Signs of a weaker housing market and a gloomier outlook on the economy gave investors more reasons to dump stocks Wednesday.
NEW YORK (AP) — Signs of a weaker housing market and a gloomier outlook on the economy gave investors more reasons to dump stocks.
Major market indexes fell Wednesday after the Commerce Department said new home sales dropped for the first time in five months. Sales dropped 3.6 percent in September to 402,000. Analysts had expected an increase.
The Dow Jones industrial average fell 119 points, or 1.2 percent. The Nasdaq composite index slid 2.7 percent, while the Russell 2000 index of smaller companies tumbled 3.5 percent. Many of the stocks in both indexes are considered more risky and so they suffered some of the biggest losses.
The retreat came as Goldman Sachs Group Inc. added to investors’ unease by reducing its expectation for the nation’s economic output for the July-September period. Goldman Sachs predicts third-quarter gross domestic product rose at an annual rate of 2.7 percent, weaker than its earlier forecast of 3 percent.
The government’s report on third-quarter GDP is due Thursday. Economists are looking for growth at an annual rate of 3.3 percent after a record four straight quarters of contraction.
The day’s slide signaled that investors were reassessing their hopes for a recovery in the economy. Demand for safe-havens like Treasurys rose.
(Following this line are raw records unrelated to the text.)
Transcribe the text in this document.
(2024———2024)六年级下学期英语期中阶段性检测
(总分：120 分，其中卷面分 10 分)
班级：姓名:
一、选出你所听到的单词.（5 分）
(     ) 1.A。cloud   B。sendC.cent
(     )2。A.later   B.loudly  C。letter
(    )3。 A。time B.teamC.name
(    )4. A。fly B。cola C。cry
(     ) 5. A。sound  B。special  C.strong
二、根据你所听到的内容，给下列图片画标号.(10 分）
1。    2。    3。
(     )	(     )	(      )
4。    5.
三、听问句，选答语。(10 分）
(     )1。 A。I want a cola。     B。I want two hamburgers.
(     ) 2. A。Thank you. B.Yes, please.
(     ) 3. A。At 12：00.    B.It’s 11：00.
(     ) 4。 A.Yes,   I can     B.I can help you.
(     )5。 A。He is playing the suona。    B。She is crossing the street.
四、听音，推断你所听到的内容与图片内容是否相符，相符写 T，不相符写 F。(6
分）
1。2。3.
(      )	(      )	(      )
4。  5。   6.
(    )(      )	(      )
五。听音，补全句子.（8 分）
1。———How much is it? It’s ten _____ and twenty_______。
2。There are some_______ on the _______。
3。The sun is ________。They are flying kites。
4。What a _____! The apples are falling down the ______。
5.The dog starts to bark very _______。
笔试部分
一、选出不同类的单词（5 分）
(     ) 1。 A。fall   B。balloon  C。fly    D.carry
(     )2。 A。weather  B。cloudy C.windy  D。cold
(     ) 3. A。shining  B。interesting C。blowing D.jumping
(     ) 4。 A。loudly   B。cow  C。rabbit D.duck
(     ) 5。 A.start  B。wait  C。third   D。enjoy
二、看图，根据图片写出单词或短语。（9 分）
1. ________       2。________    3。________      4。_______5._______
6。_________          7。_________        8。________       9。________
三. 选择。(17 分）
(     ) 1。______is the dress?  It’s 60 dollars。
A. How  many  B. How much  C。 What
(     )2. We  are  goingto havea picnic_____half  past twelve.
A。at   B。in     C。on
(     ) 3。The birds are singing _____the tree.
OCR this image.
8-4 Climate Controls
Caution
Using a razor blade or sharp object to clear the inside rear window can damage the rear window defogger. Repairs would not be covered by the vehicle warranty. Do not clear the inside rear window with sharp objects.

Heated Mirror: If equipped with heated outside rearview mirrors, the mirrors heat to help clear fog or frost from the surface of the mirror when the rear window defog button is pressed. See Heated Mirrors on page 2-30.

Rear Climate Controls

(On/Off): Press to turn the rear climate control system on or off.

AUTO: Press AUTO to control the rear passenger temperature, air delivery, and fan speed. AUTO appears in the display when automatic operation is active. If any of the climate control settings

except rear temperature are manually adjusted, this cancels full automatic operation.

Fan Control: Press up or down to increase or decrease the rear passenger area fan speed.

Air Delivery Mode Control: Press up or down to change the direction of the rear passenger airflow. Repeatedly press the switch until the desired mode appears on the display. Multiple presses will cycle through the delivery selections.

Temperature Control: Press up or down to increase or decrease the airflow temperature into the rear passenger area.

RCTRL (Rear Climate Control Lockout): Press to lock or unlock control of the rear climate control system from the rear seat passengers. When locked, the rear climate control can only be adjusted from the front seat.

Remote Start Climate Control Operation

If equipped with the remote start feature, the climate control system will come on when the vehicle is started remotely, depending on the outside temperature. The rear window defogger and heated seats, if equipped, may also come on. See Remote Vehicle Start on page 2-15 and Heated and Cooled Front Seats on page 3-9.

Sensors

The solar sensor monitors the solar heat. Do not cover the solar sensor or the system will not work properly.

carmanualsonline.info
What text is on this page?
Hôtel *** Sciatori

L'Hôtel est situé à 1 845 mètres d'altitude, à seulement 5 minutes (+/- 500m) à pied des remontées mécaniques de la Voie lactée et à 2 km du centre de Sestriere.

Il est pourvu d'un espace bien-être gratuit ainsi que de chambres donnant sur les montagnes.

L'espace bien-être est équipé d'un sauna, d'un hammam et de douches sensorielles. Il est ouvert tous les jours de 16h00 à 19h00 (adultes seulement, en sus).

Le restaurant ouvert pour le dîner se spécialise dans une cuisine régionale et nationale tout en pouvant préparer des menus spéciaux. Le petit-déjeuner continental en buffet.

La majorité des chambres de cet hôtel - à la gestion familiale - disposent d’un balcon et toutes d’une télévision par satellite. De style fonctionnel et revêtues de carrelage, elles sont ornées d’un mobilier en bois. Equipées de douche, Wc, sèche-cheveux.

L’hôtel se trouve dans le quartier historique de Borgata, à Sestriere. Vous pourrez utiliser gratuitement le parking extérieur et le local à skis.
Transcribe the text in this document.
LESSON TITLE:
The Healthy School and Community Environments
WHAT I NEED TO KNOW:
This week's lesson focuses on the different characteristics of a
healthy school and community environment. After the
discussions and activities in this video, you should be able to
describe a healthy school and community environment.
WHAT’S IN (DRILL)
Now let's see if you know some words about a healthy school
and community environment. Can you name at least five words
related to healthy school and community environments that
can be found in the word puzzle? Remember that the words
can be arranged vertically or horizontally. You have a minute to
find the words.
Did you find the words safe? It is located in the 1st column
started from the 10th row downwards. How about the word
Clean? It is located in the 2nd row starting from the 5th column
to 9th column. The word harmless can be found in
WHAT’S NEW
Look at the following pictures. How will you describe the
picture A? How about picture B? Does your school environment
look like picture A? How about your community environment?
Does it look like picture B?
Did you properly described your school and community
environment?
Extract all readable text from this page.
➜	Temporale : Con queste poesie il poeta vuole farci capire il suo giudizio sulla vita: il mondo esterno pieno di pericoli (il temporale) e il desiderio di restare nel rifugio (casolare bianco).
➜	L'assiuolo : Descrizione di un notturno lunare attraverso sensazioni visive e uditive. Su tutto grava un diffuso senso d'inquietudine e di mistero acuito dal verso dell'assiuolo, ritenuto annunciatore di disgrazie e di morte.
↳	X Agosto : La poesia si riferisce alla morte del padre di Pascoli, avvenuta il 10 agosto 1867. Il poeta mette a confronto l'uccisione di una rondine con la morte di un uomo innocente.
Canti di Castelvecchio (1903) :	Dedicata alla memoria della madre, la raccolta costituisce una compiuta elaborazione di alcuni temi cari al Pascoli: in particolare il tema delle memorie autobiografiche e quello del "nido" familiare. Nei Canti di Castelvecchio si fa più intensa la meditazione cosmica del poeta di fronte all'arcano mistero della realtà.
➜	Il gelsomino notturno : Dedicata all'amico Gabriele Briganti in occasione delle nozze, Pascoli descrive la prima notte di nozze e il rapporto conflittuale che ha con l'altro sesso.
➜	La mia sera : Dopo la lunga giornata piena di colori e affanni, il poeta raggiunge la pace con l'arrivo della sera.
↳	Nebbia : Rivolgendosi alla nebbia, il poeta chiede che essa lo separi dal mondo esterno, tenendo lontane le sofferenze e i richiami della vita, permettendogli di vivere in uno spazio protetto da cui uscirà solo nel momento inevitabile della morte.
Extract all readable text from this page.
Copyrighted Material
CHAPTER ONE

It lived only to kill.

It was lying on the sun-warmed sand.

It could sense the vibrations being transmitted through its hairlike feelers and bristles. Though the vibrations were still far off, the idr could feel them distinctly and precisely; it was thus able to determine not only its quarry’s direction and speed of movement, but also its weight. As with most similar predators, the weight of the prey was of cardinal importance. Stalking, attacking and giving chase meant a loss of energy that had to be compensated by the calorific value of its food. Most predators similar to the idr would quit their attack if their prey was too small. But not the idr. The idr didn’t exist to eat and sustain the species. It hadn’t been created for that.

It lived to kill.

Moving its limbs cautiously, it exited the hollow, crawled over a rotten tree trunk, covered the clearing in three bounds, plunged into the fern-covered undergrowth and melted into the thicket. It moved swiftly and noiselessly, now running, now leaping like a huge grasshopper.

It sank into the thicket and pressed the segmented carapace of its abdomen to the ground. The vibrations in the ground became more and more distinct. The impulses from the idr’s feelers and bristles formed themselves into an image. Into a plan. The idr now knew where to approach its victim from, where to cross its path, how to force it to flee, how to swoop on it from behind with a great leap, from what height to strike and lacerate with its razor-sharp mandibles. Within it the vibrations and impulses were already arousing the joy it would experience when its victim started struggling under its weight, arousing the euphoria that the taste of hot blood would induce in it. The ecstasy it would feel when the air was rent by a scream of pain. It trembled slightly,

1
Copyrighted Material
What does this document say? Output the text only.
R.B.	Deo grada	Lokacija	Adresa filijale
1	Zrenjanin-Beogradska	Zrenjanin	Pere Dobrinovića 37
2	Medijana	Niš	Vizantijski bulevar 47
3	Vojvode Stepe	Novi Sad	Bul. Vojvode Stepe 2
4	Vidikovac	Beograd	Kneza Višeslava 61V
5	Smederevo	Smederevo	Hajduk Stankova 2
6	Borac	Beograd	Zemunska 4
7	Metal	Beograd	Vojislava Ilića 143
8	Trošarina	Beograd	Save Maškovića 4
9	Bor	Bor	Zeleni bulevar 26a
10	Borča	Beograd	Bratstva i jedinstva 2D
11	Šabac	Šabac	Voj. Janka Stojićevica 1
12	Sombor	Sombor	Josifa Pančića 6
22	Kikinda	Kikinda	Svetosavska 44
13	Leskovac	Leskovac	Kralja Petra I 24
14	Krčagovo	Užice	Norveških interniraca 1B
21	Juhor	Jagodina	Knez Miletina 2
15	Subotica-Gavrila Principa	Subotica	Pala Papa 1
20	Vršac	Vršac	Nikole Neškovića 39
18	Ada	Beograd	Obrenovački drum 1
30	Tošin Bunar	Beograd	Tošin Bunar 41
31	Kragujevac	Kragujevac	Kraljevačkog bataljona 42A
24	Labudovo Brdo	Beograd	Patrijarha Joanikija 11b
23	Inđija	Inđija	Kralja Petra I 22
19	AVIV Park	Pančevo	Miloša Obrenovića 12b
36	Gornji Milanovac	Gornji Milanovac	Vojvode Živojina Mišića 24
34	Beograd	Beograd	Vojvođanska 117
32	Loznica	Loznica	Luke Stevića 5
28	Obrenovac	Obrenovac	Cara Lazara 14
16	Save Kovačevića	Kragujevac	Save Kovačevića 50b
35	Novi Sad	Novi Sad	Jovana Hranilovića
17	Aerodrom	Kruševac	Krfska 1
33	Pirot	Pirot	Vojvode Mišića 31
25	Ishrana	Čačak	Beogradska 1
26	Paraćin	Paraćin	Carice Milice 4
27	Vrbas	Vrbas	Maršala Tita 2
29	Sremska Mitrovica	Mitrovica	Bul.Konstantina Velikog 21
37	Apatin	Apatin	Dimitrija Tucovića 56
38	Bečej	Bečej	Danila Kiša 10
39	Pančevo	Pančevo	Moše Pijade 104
Stocks of consumer staples companies like Procter & Gamble Co., which makes Tide detergent and Gillette razors, edged higher.
Analysts said the market’s slide in the past week isn’t surprising given the size of the advance in the last eight months and only mixed economic readings.
“I’m not panicked at the moment,” said Manny Weintraub, president of Integre Advisors in New York. “I don’t think anyone expected a super robust recovery.”
Stocks struggled Tuesday after a disappointing report on consumer confidence stirred worries about the strength of the coming holiday shopping period.
According to preliminary calculations, the Dow fell 119.48, or 1.2 percent, to 9,762.69.
The broader Standard & Poor’s 500 index fell for the fourth straight day, sliding 20.78, or 2 percent, to 1,042.63. The Nasdaq fell 56.48, or 2.7 percent, to 2,059.61.